Why COVID-19 will soon be a thing of the past
New Delhi, Nov 23: The rapidness at which coronavirus vaccines are being developed will have a significant effect on new technologies that will help in faster drug discoveries, lowering the cost and making it more affordable for the poor, Union Health Minister Harsh Vardhan said.
The process, which used to take 10 years to produce vaccines, is now done in almost 10 months, Vardhan said while addressing the Boston Center of Excellence (BCoE) for Health and Human Development through video conference.
The health minister saluted the millions of frontline workers and elaborated India's strategy to contain the virus.
"It is not the first one and definitely not the last one. But this COVID 19 will soon be a past episode of the 21st century. Our treatment protocol for COVID patients is well defined now," a statement quoted Vardhan as saying.
"Fewer and fewer people infected are dying. We will have vaccines available very soon and the cases will significantly go down in the next few months," he said.
"The rapidness with which we have been able to create vaccines will have a cascading effect on new technologies that will help us all in the near future in faster drug discoveries, lowering the cost and making it more affordable for poorer sections of our population," Vardhan said.
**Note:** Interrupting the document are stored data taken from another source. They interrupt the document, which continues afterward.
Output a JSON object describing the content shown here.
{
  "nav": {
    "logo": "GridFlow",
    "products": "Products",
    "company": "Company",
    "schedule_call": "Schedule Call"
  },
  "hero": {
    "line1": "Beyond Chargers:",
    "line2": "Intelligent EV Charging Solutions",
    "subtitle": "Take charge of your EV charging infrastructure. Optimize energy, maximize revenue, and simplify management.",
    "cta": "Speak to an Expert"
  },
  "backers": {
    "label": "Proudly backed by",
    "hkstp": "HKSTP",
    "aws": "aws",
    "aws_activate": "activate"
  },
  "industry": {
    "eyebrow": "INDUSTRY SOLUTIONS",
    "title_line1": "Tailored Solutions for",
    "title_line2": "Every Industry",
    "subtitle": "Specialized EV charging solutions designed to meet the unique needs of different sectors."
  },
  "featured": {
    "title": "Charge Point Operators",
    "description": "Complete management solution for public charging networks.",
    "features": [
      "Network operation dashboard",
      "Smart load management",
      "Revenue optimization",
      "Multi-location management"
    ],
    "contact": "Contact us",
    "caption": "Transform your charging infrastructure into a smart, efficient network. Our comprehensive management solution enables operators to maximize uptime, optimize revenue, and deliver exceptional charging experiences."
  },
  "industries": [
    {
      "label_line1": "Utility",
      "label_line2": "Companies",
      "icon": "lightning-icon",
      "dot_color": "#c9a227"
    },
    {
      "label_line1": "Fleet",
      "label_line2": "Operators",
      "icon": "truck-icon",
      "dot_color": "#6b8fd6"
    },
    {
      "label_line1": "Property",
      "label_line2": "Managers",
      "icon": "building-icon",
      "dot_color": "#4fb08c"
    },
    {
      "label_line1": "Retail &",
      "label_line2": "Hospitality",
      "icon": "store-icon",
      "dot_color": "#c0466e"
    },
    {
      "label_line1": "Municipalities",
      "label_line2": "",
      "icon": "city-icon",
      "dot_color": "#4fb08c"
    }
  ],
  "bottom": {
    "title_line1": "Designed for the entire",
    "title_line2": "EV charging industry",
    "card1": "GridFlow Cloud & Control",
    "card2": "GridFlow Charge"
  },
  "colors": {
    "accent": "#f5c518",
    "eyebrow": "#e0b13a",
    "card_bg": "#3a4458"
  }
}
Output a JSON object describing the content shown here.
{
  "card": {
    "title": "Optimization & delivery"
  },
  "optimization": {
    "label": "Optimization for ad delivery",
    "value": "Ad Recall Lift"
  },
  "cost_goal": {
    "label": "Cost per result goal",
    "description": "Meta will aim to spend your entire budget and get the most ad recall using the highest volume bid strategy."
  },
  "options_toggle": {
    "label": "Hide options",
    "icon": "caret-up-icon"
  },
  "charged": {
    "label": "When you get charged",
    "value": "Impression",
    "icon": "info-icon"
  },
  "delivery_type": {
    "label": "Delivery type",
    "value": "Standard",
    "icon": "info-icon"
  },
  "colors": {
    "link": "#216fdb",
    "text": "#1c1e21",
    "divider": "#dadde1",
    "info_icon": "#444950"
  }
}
"The process that used to take 10 years, now produces vaccines almost in 10 months -- developed, tested, and soon will be available in the market," he added.
The knowledge of drug discovery will also help to develop in several new frontiers, as they may enable to find a cure for many viral ailments that do not respond to antibiotics, Vardhan said, expressing hope that the research might have potential in treating superbugs.
He compared the pandemic to a "transitory state of our civilization". "We have not seen the Spanish Flu, World War I and World War II. But we are living in a phase of a silent war," he said.
The minister said India had already mastered all components of modern medicine, from antibiotics to emergency care, surgery, immunisation and vaccine, adding that the focus was now on the quality and affordability of this system, which is becoming more complex.
He elaborated that India had already made strides in remote diagnostics and treatment using the latest telemedicine technology to treat people in many remote villages of the country.
Speaking on yoga and ayurveda, Vardhan described them as India's "gift" to the world.
"The ancient knowledge and health-management system have been using nature's cure for millennia. The time has come for modern medicine and India's traditional system to go together with an integrative approach to impact our lives and much better disease outcomes," he said.
Vardhan invited knowledge and technology experts, and inventors to come to India, join hands with the country's scientists and experts, and create a great collaborative platform to heal people all round the globe, the statement added.